I stumbled into tango about four years ago. Like most great things in life, or so I've heard, it began more or less by accident. After graduating college and entering the working world, I found myself with obscene amounts of time on my hands in the evenings. (What do people do when they're not plowing through piles of literary criticism and frantically writing papers the night before they're due?) I'd always wanted to learn to dance--something, anything, it was all the same to me and my two left feet, my repressed Anglo-Catholic hips, my hopeless inability to memorize choreography, and my mild case of directional dyslexia. Still, I'd always wanted to learn to dance.
(I'd probably seen too many movies in which the class wallflower, supposedly unrecognizably beautiful now that she's taken off her glasses and gotten a decent dress, steps onto the dance floor and dazzles everyone at the prom; something like that. I still dream of that for myself, secretly. Well, not very secretly at all, now...)
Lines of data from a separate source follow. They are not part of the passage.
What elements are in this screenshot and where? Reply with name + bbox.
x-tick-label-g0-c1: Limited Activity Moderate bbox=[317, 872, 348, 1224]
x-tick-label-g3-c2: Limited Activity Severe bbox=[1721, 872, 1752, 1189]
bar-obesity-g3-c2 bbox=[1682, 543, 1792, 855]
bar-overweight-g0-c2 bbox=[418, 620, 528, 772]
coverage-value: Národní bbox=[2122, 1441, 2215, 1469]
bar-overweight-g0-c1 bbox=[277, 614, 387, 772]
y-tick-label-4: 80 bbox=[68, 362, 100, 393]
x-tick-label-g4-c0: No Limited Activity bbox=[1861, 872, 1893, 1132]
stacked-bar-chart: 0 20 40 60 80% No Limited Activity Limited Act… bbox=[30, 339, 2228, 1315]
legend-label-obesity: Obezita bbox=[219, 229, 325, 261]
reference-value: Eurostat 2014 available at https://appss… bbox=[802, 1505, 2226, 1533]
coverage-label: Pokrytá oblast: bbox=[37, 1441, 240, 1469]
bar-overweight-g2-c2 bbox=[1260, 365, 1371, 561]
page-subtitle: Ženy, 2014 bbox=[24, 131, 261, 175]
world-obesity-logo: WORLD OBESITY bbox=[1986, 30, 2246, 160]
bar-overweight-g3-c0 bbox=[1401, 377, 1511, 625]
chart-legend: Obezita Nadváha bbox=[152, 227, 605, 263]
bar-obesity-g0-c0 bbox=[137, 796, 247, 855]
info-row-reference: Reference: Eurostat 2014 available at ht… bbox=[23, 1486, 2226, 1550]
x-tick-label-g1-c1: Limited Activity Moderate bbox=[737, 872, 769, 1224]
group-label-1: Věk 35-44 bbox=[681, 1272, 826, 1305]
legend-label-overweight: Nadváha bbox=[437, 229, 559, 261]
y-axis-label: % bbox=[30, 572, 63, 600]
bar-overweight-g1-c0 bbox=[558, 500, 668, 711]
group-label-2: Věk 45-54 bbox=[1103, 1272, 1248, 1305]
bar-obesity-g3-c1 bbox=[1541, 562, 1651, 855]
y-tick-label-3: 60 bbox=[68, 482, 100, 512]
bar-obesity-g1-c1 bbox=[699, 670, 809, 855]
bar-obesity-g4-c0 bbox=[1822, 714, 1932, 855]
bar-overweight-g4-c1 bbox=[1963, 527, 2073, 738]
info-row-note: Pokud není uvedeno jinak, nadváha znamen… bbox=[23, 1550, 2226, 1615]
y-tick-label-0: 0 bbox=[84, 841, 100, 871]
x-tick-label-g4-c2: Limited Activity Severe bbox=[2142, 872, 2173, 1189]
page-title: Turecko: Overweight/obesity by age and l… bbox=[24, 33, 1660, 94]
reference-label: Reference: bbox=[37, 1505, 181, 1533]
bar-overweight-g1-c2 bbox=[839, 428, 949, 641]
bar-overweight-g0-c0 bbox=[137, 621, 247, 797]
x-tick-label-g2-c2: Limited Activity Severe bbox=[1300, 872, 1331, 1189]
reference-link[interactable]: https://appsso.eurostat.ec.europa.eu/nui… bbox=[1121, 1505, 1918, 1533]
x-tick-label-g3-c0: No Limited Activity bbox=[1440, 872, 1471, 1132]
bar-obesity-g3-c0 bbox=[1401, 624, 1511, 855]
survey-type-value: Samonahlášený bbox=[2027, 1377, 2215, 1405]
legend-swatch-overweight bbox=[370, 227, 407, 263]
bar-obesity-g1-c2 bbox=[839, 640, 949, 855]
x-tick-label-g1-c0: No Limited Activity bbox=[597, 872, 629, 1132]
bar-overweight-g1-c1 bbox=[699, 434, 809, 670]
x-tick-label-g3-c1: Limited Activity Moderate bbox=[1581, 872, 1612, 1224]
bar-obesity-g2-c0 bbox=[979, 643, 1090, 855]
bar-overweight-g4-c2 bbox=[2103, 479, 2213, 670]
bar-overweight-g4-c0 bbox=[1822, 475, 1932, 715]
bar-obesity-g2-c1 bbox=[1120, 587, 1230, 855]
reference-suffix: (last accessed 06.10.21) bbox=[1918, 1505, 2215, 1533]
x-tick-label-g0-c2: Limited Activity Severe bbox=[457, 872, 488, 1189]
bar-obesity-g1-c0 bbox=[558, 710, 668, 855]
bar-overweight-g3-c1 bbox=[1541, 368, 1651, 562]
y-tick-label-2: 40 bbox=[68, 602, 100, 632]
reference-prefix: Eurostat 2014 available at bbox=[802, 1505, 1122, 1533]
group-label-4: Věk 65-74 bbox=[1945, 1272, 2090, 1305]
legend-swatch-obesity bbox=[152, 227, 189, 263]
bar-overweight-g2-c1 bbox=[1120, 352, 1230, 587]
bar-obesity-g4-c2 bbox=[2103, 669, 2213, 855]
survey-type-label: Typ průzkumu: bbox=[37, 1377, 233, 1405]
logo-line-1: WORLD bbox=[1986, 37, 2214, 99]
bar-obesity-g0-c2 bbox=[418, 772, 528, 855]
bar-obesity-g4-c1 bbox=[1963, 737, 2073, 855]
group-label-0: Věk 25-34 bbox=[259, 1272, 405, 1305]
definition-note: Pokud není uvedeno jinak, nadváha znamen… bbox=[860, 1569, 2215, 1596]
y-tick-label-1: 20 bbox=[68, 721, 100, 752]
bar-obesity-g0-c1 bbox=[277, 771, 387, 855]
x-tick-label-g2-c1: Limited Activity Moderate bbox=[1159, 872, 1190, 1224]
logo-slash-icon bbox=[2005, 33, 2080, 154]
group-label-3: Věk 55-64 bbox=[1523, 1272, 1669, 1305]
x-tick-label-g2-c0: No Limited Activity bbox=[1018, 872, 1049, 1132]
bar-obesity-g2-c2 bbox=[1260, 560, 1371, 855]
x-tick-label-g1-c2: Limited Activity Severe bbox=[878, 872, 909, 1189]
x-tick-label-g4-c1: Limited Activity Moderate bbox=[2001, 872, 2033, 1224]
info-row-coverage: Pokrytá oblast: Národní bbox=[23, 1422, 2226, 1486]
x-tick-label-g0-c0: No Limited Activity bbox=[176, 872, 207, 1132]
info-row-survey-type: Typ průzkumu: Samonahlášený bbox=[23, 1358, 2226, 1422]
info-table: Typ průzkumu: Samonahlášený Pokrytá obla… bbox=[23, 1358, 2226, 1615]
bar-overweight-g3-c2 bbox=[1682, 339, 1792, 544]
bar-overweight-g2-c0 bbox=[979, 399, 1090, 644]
So one evening, I decided to look up dance classes in my hometown, where I was once again living. There was a ballroom class, but it met on a night when I already had a firm commitment. Further down the list was a milonguero-style Argentine tango class (whatever
that meant).
"Tango," I mused, as visions flashed through my mind of sinuous women in fishnet stockings with roses in their hair, twining their legs around their partners--broad-shouldered toughs in pinstriped trousers and fedoras--each staring into the other's eyes with a smoldering look of mingled hatred and desire. "That sounds
sexy interesting... And maybe I'll meet some nice guys there."
Never mind that I don't have the type of body that can make that sort of movie-tango thing look good (there is nothing sinuous about me), or that I'd feel like a fool trying. The class would only be once a week for about a month, and it wasn't expensive. If I didn't like it, no big deal; I'd try something else later.
It turned out very different than I expected.